Arabaların olduğu yere ilerlerken, diğerlerinin derste olduğu için sevindim. Ama hala dışarda gezen bi kaç kişi vardi.  Bana bakan etraftaki birkaç kızı görmezden gelmek için büyük çaba gösterdim.

Onun yanına geldiğimde kendi arabamı işaret ederek konuştum.

"Arabam burda. Yardımın için teşekkür ederim. Ama kendi arabamla gitsem iyi olucak. Çantam sende mi?"

Hiç tepki vermeden yolcu kapısını açıp beklemeye başladı. Derin bir nefes alıp arabaya bindim. Zaten araba sürmek için yorgundum.
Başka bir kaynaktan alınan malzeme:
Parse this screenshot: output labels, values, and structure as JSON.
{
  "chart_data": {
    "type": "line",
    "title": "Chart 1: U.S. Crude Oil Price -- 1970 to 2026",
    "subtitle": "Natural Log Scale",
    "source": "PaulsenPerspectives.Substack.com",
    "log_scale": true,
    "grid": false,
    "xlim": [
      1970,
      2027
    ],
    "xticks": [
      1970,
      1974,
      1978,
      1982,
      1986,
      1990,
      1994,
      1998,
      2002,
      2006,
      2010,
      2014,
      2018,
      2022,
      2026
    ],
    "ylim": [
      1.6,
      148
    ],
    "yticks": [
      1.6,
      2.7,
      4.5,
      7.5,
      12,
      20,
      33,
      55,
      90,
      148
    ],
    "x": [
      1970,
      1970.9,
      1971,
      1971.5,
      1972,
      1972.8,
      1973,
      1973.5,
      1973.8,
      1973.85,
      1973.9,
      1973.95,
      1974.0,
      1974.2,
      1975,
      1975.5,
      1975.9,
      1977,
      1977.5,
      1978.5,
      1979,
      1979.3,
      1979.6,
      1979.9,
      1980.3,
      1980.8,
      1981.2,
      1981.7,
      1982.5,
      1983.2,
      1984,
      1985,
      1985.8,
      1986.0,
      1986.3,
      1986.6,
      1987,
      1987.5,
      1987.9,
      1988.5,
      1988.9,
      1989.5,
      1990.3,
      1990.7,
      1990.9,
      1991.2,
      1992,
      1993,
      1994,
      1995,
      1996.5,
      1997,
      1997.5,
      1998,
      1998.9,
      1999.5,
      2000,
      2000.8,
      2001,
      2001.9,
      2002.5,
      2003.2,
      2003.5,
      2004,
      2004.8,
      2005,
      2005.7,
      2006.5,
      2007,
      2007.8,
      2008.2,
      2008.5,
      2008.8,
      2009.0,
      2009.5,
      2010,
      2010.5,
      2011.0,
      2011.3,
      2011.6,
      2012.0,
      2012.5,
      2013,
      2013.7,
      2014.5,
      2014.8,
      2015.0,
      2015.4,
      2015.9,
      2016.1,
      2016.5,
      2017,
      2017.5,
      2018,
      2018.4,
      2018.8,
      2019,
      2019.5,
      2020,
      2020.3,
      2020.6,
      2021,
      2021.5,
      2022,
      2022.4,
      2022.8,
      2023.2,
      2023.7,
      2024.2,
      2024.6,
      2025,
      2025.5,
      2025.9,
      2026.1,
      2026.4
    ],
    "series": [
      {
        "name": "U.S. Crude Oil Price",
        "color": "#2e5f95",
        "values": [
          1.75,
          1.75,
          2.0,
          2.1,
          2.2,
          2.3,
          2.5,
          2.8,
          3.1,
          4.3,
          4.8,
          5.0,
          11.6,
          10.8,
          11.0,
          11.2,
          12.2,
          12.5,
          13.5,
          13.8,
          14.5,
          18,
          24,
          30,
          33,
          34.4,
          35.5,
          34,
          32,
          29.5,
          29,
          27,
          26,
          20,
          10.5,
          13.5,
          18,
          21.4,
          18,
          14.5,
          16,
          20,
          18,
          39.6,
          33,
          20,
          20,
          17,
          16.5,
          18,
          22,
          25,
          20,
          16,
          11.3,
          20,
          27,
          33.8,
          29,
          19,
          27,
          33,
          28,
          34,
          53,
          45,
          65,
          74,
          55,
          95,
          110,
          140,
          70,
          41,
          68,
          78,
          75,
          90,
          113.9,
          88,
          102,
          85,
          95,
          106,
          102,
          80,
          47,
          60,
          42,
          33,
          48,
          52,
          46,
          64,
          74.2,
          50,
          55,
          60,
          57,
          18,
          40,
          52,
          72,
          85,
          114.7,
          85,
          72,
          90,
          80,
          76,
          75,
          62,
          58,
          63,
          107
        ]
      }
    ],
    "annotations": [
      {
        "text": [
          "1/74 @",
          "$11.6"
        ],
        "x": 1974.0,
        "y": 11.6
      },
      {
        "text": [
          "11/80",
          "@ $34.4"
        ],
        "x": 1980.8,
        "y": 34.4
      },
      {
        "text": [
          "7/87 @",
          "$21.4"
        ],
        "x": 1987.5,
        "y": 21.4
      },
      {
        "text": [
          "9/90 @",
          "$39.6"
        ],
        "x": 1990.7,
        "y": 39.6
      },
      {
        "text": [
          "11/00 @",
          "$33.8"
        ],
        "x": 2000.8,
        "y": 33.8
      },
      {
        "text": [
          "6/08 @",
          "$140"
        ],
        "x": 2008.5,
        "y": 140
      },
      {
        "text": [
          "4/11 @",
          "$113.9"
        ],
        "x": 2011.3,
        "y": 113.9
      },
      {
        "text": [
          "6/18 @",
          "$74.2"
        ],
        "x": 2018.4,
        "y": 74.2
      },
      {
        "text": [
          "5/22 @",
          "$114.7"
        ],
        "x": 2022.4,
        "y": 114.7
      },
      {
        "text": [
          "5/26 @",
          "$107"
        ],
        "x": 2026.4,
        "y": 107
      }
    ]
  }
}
Bi kaç saniyeye o da sürücü koltuğuna oturmuş, arabayı çalıştırmış ve çoktan yola koyulmuştu.

"Çantam?"

Gözlerini bir saniye bile yoldan ayırmadı.

"Arkada."

Zar zor arka koltuklardaki çantama uzandım. Cep telefonumu çıkarıp Jessie ye çıkışta Ryan la gitmesini beni beklememesini mesaj attım. Telefonu çantaya geri atıp ona döndüm. Adını öğrenmek istiyordum. Ama nasıl sormam gerektiğine bi türlü karar verememiştim.

"Pekala, burdan sonrasını senin tarif etmen gerekiyor."

Tarif kelimesini kullanınca buraya kadar ben tarif etmeden nasıl geldiğini merak ettim. Ama elime geçen fırsatı kaçırmamak için bu merakı bi kenara attım.

"Şurdaki köşeyi dönünce ilk ev.."

Oysa daha cümleyi tamamlayamadan evin önüne gelmiştik. Arabayı durdurup inmem için bana bakıyordu.